The correlation between the fundamental and the technical side of the scrap metal recycling industry plays out across the globe every day. The price of copper has a tremendous impact on the bedrock of globalization: infrastructure and construction. Every construction site in the world depends on copper for electricity, plumbing, and communication, and the price of this commodity has become increasingly dependent on traders and analysts, rather than supply and demand.

For example, a company is considering building a new warehouse to expand their production. Back in January, they met with a contractor to give them an estimate. Depending on whether the price of copper went up or down, the estimate would change accordingly by the time construction is ready to begin.

In 2010, when the price of copper was skyrocketing, this cost would be passed on to the consumer, and may have caused a delay in construction. This delay in construction may cause the contractor to lay off some of his employees. As you can see, the strength/weakness of fundamental side of the economy directly correlates to the technical side.

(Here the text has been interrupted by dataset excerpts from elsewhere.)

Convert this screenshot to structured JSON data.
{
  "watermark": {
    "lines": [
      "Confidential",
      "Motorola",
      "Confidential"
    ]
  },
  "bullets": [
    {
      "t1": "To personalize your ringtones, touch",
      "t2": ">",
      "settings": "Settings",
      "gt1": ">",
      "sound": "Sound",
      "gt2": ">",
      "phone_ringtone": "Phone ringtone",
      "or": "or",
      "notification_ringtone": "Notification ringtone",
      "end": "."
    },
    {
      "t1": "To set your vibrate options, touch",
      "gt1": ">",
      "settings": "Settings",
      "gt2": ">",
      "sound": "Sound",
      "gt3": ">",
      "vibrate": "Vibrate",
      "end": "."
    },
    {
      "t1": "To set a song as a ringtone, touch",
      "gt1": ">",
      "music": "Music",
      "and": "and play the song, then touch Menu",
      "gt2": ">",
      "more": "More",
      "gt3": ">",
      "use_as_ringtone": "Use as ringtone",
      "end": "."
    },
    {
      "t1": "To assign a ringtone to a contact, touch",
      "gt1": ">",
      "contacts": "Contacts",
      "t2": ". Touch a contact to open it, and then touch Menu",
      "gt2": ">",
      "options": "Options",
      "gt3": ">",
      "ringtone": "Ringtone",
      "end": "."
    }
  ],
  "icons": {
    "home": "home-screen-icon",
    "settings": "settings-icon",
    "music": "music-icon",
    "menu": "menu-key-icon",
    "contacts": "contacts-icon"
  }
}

Copper prices in 2011 is a different story. Prices have been dropping steadily over the last few months, and has caused a major disruption in the industry. Mills are more cautious in their approach to take on more inventory because of the uncertainty in pricing and direction of demand. Therefore, it is becoming increasingly difficult for scrap recycling companies to sell their product into the market after the process of recycling their inventories. With one eye on the trading terminal and one eye on their inventory, scrap recycling executives are taking a wait and see approach.

The difficult part for scrap recycling executives is to know when to adjust prices and lock in positions to manage inventory and create a profitable market to cover expenses such as shipping costs to end user. Scrap metal executives serve as a “specialist” due to the fact that they always have to keep a balance in the market by being buyer and a seller.